Eugène Jouve Lettres sur la guerre d'Orient (1854)

C'était un pèle-mêle étourdissant de gens et de bêtes, de Turcs, de rayas, d'étrangers de toute race et de toute langue, de vendeurs d'eau, de sorbets et de gâteaux, de bachi-bozouks bizarrement accourés, de Syriens en chappe de soie rayée et enturbans à longues franges, de Persans à bonnets pointus, de fourrure noire d'Albanais en fustanelle, de Grecs, de juifs, de Bulgares, et même de nègres du Fezzan , en burnous blanc comme la neige, en turban écarlate, et les oreilles chargées de lourds anneaux d'argent.
Source : Gallica

Eugène Jouve Lettres sur la guerre d'Orient (1854)

Comme ceux de Zagra, les minarets de Kzanlik apparaissent au loin émergeant d'une vaste et splendide futaie, à l'extrémité d'un long contrefort
qui s'avance en pente douce dans la plaine. La ville, moins considérable que sa voisine, est bâtie et habitée de même par un mélange de Grecs, de Turcs et de Bulgares. Des ruisseaux d'eau vive courent dans toutes ses rues, et arrosent tous ses jardins ravissants de fraîcheur. Cette position m'a semblé une des plus belles et des plus désirables que j'aie vues en Turquie.
Source : Gallica

Eugène Jouve Lettres sur la guerre d'Orient (1854)

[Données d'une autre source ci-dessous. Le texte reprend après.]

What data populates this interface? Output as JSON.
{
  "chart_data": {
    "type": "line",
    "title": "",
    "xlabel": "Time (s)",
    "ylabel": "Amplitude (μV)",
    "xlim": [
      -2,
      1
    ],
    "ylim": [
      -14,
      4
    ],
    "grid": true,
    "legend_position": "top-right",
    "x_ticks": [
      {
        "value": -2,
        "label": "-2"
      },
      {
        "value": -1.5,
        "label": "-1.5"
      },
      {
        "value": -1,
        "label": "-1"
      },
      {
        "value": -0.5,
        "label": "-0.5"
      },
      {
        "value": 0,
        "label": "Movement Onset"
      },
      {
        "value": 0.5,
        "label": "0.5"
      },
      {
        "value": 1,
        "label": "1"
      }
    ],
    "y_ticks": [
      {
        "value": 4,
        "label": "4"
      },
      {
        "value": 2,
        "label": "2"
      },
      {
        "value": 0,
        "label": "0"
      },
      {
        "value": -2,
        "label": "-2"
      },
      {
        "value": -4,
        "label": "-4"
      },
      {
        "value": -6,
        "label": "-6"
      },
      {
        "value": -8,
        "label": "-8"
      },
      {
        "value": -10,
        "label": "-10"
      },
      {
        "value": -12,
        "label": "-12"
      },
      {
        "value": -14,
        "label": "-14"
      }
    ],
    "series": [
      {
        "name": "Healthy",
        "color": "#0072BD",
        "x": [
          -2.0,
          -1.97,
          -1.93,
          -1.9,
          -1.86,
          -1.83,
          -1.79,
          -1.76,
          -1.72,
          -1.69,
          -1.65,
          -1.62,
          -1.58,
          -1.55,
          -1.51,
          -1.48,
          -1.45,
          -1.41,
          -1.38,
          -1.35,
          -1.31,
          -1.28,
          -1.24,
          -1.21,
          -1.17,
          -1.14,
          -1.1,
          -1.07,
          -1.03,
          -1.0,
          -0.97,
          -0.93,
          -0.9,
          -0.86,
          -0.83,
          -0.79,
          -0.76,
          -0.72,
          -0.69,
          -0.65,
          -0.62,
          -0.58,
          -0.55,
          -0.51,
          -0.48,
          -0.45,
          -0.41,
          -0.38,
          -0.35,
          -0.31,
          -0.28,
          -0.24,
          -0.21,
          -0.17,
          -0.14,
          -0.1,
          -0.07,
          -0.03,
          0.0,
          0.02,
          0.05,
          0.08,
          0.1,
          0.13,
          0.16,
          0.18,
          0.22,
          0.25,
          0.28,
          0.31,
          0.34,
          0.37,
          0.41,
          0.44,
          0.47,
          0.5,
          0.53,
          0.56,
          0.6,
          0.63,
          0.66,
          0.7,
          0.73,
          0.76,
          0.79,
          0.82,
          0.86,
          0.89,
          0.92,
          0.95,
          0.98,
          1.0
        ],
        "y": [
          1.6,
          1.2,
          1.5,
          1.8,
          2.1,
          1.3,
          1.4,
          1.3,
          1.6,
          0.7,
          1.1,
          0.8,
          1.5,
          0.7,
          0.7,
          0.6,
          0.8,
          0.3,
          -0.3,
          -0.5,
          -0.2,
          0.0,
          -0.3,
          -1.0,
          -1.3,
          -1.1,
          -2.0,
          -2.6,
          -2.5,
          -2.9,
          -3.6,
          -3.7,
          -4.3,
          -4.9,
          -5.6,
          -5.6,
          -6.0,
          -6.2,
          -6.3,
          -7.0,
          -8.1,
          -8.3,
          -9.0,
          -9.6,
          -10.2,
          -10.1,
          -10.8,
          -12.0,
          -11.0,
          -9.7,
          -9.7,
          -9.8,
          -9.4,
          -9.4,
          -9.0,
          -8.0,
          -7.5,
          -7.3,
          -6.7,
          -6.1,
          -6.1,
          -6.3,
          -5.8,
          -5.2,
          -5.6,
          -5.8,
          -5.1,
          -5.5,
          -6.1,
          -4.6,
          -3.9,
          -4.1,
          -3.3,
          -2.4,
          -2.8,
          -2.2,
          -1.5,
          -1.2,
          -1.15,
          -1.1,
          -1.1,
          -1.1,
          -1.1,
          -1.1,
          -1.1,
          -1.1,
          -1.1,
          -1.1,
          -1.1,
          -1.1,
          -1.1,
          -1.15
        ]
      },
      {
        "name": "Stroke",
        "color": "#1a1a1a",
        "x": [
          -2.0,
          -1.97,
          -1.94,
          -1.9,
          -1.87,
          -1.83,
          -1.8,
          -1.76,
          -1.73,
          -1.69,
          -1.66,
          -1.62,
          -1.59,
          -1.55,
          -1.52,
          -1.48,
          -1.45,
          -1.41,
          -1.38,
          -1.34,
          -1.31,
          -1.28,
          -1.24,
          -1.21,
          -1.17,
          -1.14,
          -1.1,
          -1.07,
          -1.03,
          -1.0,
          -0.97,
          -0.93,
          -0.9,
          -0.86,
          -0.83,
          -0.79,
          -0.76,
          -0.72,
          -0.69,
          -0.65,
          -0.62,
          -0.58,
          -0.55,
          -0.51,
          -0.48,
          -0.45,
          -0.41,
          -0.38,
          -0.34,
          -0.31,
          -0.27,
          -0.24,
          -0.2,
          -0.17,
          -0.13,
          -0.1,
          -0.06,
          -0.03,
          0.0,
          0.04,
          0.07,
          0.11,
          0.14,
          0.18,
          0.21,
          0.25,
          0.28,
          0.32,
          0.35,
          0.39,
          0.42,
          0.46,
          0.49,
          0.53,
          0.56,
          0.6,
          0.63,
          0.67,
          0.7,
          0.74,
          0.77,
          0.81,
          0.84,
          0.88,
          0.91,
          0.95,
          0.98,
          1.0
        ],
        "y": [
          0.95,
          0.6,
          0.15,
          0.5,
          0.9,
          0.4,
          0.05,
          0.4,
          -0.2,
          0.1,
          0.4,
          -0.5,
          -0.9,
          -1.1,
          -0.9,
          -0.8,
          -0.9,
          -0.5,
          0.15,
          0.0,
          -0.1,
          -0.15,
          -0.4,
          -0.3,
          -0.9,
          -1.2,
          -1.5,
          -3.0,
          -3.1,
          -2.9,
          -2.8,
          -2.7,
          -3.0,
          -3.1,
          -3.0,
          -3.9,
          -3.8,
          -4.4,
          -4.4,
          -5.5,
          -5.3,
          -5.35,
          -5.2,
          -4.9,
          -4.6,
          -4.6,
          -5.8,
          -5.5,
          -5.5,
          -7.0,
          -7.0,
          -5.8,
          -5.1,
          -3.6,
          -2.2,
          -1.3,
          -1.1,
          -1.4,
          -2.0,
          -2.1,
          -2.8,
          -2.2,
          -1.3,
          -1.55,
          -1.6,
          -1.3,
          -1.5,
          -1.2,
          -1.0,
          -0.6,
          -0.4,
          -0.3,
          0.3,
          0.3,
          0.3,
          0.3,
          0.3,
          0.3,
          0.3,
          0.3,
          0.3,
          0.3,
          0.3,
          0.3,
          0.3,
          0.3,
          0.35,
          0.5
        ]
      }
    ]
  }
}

Il en est de ce prestige, comme de ces prétendues murailles de fer des bataillons russes, qui doivent leur réputation à une parole hyperbolique de Napoléon, sur laquelle les cent voix de la presse ont brodé les plus poétiques amplifications. Tout le monde ici, à Roustchouk, a vu ces hommes de fer inébranlables jouer des jambes aussi vite que de simples conscrits.
Pour tout homme qui veut se donner la peine de voir et de juger les faits , non les paroles, il est clair que la campagne de 1854 a mis à nu la faiblesse réelle, cachée sous les fanfaronnades, de la Russie.